On Sunday, the Organization of the Petroleum Exporting Countries and its allies — collectively known as OPEC+ — decided to extend its existing formal cuts that were due to end this year, as well as a roughly 1.66 million-barrels-per-day voluntary reduction that also covered the period. These curbs will now carry through into the whole of 2025.

Several OPEC+ members also stretched out 2.2 million barrels per day of additional voluntary cuts from the second quarter of 2024 into the third one, with a view to gradually return these volumes to the market by September 2025 thereafter.

“I think there is a great deal of commodity trading advisors … as well as [algorithms], and the options market, which is a substantially large market of contracts that is influencing the latest price movement,” Almoqbel added.

“If you look at every OPEC+ meeting that was held over the past 36 months, you will notice that following every meeting, there is a downward movement of prices.”

Oil prices bowed below $80 barrels per day despite this prospect of market tightness, with the Ice Brent contract with August expiry at $77.59 at 11:14 a.m. London time Wednesday, up 7 cents per barrel from the Tuesday close. The front-month Nymex WTI contract was at $73.28 per barrel, higher by 3 cents per barrel from the Tuesday settlement.

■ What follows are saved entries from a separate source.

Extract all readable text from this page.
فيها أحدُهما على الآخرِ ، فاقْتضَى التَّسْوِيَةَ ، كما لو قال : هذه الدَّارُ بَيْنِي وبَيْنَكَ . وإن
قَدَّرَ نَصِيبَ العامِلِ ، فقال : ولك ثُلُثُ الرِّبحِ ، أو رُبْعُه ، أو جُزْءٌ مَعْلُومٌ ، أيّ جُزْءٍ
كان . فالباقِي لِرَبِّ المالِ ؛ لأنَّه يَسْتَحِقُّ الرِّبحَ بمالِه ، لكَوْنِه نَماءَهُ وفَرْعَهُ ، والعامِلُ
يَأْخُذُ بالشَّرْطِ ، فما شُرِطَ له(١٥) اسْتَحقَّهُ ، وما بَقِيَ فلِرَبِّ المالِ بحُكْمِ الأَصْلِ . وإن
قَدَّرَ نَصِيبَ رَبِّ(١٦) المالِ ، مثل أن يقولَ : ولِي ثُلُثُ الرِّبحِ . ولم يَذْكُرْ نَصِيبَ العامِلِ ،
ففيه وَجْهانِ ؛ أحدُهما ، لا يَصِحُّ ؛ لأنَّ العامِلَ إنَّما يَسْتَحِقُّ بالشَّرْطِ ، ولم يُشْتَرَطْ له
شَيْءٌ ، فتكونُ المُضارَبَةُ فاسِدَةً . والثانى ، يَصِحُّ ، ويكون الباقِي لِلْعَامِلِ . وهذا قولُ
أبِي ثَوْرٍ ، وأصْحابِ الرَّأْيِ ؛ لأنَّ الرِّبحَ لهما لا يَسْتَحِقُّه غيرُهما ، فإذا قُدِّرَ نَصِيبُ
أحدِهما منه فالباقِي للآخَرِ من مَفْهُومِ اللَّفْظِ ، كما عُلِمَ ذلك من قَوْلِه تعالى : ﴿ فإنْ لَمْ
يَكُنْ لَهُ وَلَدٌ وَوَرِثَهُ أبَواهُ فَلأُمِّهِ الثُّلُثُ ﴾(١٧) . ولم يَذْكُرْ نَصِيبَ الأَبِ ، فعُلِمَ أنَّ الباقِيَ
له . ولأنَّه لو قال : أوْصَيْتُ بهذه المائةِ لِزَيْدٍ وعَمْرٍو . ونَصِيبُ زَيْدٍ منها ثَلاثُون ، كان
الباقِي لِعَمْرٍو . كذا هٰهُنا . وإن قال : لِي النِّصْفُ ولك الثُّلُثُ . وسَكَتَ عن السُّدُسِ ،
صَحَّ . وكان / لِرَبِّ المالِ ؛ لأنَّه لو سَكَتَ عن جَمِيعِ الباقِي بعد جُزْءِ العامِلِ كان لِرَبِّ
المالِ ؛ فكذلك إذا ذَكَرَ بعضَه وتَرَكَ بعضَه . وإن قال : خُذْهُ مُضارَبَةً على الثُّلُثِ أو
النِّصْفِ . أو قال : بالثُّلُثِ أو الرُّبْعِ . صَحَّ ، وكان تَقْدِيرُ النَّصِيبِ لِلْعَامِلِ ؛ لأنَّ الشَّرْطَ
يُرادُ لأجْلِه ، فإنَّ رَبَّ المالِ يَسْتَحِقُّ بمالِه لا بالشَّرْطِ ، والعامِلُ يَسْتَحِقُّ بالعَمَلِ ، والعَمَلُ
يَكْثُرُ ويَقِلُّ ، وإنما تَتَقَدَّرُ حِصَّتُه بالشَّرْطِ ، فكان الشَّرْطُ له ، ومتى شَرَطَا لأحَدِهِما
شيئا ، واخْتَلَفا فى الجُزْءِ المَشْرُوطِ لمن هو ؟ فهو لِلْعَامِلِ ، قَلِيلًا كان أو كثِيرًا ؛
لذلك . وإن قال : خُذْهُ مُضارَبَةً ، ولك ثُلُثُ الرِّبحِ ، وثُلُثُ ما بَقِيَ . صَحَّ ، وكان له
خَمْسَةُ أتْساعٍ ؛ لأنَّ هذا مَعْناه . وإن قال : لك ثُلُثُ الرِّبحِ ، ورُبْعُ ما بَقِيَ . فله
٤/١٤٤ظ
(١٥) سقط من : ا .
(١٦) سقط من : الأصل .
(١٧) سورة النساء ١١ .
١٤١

“Oil prices have fallen by almost USD 5/bbl since last Friday. While some blame the OPEC+ meeting for the drop, we believe other factors — such as the option market—have played a role,” UBS strategist Giovanni Staunovo said in a Tuesday note to clients.

“Prices are likely to remain volatile in the near term. Renewed inventory draws are needed to push oil prices higher, in our view.”